Gillette se rió confundido:

—¿Todo eso y no han encontrado nada?

—Nada de nada.

—¿Y creen que yo voy a descubrir algo más que ustedes?

—He echado una ojeada a varias cosas que has escrito: en todo el mundo no habrá más de tres o cuatro personas que puedan programar así de bien. Seguro que tienes software mejor que el nuestro…O puedes crearlo.

—¿Y qué gano yo con todo esto? —preguntó Gillette a Anderson.

—¿Qué? —preguntó Bob Shelton encogiendo la cara picada de viruela y mirando fijamente al hacker.

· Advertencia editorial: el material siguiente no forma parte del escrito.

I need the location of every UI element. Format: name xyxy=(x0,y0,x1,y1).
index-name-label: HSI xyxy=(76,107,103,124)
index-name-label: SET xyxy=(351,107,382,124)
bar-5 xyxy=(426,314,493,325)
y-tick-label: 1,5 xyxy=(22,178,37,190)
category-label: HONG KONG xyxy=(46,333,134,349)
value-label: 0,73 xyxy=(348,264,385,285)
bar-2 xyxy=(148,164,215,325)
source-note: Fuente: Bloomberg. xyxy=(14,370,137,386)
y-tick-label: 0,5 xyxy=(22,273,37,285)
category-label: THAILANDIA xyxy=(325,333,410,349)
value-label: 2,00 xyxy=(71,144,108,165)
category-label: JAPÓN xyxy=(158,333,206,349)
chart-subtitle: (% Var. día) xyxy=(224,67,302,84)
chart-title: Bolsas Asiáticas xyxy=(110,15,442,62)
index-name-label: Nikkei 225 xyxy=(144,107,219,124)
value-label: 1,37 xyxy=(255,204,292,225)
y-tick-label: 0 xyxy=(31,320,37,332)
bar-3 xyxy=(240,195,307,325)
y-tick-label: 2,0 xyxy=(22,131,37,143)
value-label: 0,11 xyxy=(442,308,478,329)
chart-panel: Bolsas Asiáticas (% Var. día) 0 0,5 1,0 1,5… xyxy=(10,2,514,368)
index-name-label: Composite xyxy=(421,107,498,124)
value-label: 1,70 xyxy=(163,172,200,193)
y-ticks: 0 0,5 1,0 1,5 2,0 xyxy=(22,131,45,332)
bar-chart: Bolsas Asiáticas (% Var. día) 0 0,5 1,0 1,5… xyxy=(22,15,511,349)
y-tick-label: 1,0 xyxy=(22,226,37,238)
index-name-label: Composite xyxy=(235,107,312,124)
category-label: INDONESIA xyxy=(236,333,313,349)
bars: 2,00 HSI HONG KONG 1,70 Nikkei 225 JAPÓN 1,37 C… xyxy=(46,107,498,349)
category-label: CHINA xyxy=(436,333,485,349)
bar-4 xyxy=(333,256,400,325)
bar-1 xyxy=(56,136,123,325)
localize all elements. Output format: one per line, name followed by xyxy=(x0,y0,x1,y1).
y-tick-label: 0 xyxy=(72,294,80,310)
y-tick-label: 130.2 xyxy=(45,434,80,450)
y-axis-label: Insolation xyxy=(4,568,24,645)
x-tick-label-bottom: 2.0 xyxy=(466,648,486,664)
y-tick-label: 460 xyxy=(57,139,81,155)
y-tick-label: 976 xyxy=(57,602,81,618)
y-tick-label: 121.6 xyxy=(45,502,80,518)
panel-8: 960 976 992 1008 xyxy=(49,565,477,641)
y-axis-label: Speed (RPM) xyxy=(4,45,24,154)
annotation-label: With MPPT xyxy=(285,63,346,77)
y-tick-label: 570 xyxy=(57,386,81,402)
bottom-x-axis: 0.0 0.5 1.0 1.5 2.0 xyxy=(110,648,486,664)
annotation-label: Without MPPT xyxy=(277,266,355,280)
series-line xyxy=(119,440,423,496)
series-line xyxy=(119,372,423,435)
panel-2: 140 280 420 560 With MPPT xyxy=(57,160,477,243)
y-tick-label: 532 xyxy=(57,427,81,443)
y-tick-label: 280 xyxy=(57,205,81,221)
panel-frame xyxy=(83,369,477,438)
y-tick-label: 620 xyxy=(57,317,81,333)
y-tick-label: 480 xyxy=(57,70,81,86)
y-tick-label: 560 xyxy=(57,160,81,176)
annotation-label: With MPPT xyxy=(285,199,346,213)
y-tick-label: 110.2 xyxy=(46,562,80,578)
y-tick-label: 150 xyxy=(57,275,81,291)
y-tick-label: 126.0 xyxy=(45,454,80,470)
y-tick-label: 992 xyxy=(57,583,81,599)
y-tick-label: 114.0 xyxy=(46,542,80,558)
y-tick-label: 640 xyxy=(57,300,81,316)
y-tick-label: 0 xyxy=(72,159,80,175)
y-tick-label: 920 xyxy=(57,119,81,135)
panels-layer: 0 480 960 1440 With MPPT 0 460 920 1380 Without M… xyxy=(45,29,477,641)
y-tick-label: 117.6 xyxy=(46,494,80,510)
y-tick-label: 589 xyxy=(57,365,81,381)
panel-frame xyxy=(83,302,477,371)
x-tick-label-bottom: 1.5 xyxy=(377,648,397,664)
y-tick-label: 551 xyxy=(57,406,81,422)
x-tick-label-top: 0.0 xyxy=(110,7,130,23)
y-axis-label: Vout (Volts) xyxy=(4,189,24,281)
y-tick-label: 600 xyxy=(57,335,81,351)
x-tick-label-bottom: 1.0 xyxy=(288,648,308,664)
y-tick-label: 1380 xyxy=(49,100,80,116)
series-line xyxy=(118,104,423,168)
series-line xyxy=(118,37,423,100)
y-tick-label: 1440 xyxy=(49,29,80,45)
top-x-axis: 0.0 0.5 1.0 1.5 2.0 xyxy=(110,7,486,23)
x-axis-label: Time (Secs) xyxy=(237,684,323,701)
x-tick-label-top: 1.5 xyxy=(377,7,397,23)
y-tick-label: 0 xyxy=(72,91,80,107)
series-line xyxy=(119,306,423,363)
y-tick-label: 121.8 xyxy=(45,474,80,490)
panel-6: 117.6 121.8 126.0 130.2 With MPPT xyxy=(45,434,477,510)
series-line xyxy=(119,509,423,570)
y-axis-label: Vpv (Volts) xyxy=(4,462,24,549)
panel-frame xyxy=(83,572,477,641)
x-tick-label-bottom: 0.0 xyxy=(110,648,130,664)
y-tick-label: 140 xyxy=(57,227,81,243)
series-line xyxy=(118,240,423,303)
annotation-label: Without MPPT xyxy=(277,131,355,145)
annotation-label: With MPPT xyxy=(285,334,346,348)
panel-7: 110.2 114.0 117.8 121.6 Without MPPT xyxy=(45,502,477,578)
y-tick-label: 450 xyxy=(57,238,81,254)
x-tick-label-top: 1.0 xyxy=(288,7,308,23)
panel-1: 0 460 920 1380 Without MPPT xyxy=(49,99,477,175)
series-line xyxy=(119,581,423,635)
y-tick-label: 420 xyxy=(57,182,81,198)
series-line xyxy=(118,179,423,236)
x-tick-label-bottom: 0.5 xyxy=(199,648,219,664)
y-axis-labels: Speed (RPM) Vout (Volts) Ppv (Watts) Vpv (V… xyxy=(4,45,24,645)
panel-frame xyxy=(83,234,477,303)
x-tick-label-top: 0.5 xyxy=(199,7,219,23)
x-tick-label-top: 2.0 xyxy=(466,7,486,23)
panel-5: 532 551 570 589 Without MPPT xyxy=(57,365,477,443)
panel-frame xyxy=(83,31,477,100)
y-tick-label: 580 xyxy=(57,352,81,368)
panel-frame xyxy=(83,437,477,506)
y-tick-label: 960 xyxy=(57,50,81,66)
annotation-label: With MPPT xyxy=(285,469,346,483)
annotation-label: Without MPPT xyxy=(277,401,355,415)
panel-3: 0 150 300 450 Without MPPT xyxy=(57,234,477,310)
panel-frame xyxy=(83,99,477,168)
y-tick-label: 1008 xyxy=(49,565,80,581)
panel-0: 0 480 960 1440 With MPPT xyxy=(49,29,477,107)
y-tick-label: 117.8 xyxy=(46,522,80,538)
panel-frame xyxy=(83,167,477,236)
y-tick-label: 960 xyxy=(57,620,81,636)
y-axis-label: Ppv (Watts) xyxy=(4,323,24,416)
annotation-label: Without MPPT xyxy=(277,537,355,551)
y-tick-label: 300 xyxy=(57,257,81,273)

—¿Qué consigo si les ayudo?

—¡Serás mamón! —aulló Shelton—. Han asesinado a una chica. ¿Es que no te importa una mierda?

—Lo siento por ella —replicó Gillette de inmediato—, pero el trato es que les ayudaré sólo si consigo algo a cambio.

—¿Qué? —preguntó Anderson.

—Quiero una máquina.

—Nada de ordenadores —replicó el alcaide al instante—. Ni hablar —y luego le dijo a Anderson—: Esa es la razón por la que se halla en régimen de reclusión por ahora. Lo pillamos en el ordenador de la biblioteca: se había conectado a Internet. El juez dictó una orden como parte de la sentencia en la que se especifica que no puede conectarse a la red sin supervisión continua.

—No me conectaré a red —dijo Gillette—. Seguiré en la galería E, que es donde ahora me encuentro. No tendré acceso a la línea telefónica.

El alcaide se burló.

—Seguro que prefieres permanecer en reclusión administrativa.